User Story: As a multi-lingual searcher, I would like more consistency and predictability in how character folding works across wikis.
Some languages have ASCII folding disabled, some have it enabled, some have it enabled with the option to preserve the unfolded original; some upgrade ASCII folding (with or without preserving the original) to ICU folding.
Acceptance Critera:
- Either an update to AnalysisConfigBuilder to make ASCII-folding / ASCII-folding preserve more consistently used or a better understanding of why it should be different across languages.

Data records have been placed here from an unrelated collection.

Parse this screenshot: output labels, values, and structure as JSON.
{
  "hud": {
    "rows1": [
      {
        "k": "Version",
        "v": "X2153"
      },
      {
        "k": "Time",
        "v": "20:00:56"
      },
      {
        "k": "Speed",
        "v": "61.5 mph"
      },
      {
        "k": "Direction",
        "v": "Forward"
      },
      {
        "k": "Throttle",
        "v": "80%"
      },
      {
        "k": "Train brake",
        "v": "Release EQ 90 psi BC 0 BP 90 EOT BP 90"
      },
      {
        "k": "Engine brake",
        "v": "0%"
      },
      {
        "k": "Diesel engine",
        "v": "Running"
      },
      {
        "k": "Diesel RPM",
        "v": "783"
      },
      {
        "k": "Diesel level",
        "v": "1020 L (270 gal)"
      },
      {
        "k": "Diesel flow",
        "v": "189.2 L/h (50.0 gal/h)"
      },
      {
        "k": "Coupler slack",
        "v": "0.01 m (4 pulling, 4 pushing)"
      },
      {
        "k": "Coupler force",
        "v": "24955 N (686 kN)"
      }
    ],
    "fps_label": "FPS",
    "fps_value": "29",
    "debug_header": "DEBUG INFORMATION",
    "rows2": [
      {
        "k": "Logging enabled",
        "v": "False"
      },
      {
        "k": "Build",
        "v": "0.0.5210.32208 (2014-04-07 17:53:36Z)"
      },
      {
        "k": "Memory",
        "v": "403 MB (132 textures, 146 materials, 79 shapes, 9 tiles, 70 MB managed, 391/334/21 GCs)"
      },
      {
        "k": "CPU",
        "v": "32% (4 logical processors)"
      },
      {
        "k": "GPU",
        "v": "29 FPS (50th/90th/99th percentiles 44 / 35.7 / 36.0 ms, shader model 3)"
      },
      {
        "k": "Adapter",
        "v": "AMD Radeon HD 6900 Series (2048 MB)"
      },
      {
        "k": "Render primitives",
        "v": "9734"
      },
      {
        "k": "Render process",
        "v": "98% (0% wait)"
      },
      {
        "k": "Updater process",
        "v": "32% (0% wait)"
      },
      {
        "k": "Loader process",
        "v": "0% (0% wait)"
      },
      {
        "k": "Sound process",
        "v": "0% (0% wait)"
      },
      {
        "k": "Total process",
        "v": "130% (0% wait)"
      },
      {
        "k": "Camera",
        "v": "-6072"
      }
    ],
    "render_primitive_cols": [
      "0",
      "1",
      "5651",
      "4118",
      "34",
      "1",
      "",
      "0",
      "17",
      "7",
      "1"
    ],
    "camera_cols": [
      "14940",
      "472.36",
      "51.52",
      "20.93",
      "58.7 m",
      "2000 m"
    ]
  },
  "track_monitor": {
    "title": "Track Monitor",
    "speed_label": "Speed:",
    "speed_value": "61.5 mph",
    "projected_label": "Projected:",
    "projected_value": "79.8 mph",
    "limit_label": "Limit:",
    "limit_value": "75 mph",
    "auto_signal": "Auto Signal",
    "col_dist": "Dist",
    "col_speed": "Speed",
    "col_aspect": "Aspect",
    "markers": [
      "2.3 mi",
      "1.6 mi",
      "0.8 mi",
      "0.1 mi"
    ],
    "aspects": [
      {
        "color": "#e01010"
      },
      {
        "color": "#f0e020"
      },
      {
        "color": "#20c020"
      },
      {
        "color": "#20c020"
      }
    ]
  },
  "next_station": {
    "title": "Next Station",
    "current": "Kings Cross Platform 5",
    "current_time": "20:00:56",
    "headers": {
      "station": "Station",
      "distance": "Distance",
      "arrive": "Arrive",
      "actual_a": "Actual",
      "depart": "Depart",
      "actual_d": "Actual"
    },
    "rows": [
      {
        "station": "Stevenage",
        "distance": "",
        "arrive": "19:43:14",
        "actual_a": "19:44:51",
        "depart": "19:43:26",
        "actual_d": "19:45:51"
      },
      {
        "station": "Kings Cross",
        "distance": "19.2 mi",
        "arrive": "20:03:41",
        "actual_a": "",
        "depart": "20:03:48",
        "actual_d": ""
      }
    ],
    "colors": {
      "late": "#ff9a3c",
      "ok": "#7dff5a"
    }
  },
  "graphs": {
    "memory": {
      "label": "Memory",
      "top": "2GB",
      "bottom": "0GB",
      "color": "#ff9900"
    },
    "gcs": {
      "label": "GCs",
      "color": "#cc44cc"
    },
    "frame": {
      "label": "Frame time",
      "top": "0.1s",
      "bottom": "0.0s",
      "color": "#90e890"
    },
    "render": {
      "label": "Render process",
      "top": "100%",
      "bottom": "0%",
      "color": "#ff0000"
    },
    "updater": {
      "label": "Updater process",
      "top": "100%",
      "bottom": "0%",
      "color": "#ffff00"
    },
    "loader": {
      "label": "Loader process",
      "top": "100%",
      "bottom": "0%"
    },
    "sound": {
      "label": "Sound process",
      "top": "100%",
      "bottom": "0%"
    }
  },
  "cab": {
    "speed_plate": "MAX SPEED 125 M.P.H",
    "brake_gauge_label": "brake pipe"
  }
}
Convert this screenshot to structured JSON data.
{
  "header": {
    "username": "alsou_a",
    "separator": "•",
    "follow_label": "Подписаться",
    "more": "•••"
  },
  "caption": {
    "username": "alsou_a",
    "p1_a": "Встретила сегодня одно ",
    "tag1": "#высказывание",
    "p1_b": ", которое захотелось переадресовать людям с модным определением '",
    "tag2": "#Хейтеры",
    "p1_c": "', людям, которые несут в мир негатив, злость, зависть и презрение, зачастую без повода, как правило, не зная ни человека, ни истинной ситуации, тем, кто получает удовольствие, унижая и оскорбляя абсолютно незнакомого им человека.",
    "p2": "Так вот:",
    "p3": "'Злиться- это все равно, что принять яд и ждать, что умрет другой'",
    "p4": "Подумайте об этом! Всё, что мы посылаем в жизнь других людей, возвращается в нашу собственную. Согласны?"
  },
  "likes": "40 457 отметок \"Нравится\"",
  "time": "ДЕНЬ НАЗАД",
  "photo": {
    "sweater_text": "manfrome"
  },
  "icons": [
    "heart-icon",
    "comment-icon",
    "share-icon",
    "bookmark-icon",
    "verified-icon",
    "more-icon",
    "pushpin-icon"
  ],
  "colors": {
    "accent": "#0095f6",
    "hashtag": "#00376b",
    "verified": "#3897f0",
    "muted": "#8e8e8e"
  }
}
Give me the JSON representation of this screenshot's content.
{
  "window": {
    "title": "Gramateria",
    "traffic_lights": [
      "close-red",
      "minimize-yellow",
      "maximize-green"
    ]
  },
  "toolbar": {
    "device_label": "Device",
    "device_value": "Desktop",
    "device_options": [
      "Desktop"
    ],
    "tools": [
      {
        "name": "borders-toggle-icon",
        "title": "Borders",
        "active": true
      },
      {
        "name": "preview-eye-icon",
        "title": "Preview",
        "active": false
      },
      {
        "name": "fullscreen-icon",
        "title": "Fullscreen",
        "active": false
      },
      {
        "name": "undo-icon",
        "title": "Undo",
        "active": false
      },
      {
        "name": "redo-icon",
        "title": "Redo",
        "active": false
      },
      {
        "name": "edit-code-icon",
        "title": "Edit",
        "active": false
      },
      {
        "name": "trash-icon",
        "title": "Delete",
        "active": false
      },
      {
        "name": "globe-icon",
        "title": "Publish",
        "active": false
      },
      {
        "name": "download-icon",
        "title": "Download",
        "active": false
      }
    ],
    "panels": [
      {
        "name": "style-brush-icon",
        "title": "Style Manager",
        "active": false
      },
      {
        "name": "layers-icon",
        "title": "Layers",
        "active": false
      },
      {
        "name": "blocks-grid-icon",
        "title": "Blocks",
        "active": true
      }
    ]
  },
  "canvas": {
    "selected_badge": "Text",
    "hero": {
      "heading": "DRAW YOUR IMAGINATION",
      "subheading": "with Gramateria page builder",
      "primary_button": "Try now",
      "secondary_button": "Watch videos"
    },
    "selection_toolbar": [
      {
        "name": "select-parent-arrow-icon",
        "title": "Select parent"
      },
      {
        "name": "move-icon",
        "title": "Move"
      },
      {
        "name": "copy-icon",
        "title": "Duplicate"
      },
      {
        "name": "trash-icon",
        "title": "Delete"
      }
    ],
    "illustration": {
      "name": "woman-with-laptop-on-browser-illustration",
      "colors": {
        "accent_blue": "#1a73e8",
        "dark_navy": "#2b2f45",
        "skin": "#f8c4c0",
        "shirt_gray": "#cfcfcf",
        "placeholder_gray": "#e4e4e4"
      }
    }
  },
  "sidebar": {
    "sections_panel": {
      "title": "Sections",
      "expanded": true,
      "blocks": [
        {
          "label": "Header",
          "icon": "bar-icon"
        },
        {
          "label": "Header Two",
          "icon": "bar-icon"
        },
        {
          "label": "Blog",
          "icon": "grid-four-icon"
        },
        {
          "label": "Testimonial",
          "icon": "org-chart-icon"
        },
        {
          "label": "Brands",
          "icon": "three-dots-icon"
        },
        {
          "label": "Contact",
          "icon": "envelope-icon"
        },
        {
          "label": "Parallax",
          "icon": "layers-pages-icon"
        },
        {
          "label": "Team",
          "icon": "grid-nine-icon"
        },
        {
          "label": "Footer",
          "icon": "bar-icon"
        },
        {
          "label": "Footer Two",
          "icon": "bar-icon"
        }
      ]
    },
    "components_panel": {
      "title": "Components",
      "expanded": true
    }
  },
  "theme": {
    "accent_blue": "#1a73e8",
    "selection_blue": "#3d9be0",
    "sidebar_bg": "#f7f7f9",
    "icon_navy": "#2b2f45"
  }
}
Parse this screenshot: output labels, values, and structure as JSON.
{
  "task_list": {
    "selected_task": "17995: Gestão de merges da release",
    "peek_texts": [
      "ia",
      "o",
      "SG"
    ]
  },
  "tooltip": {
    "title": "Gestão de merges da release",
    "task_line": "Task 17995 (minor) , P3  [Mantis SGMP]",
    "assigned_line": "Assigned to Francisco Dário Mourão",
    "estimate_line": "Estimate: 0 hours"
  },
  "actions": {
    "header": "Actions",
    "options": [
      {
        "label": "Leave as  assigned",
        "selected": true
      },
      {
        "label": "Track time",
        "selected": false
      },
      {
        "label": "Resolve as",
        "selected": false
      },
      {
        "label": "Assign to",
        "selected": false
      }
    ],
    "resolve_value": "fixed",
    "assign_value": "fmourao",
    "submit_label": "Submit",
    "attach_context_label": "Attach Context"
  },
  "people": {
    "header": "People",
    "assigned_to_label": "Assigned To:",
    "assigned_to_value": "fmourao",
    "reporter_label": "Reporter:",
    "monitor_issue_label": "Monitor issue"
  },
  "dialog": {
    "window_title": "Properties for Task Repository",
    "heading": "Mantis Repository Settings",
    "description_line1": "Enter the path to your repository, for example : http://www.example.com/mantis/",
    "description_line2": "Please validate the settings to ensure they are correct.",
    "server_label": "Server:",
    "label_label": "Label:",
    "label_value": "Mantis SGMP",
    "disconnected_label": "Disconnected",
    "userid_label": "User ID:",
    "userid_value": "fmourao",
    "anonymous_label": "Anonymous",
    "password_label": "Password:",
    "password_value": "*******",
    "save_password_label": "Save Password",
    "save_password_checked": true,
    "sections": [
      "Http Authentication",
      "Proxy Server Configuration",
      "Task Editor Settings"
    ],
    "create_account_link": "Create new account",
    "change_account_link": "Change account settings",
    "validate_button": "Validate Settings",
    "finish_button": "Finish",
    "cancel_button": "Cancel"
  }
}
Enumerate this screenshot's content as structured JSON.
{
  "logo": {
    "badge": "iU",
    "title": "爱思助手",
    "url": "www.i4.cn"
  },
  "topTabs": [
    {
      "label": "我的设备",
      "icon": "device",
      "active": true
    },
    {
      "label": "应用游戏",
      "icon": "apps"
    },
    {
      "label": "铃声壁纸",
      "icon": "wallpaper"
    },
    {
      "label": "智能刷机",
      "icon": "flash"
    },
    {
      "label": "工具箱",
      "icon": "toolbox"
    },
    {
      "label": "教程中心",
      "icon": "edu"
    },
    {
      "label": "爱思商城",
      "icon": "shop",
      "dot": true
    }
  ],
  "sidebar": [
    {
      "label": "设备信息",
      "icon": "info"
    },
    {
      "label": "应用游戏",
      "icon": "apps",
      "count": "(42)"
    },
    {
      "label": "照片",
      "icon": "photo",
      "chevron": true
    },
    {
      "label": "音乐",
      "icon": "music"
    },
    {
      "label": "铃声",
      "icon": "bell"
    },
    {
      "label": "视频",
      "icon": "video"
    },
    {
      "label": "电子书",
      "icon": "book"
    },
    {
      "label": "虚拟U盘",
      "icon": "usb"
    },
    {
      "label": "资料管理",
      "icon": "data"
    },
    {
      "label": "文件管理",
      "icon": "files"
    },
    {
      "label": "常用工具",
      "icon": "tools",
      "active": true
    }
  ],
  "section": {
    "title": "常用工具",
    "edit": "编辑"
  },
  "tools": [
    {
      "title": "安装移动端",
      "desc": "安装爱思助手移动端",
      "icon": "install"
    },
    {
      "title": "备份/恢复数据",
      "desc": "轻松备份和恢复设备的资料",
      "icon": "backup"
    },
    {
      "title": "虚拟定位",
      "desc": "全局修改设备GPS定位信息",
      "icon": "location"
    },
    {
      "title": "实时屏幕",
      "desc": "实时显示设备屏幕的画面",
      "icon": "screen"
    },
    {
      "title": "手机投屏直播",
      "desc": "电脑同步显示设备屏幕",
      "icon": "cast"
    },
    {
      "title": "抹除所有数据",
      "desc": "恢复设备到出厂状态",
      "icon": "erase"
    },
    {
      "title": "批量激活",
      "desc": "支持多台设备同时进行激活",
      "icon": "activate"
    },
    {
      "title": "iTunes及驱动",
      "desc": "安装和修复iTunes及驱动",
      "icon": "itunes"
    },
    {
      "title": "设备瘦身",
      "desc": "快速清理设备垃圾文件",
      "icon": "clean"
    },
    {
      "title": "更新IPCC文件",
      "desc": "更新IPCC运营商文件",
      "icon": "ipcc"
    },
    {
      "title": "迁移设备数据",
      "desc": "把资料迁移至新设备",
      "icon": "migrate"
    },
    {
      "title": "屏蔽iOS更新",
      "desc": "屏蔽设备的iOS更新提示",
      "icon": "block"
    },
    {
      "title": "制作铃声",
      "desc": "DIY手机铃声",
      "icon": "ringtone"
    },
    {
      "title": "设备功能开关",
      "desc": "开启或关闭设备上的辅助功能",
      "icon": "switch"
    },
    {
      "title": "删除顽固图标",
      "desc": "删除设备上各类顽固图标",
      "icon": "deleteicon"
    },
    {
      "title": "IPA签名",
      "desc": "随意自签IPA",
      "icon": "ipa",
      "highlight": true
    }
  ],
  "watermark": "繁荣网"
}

- Bonus: An easy mechanism to enable custom ICU folding for a given language code without having to create a full analysis config for that language. (This may already exist.)
Summary list of affected languages: Assamese (as), Azerbaijani (az), Crimean Tatar (crh), Greek (el), French (fr), Gagauz (gag), Gujarati (gu), Indonesian (id), Igbo (ig), Italian (it), Georgian (ka), Kazakh (kk), Khmer (km), Kannada (kn), Korean (ko), Malayalam (ml), Marathi (mr), Malay(ms), Mirandese (mwl), Burmese (my), Nepali (ne), Odia (or), Punjabi (pa), Polish (pl), Sinhala (si), Slovenian (sl), Albanian (sq), Swedish (sv), Swahili (sw), Tamil (ta), Telugu (te), Tagalog (tl), Tatar (tt), Uzbek (uz), Vietnamese (vi), Chinese (zh)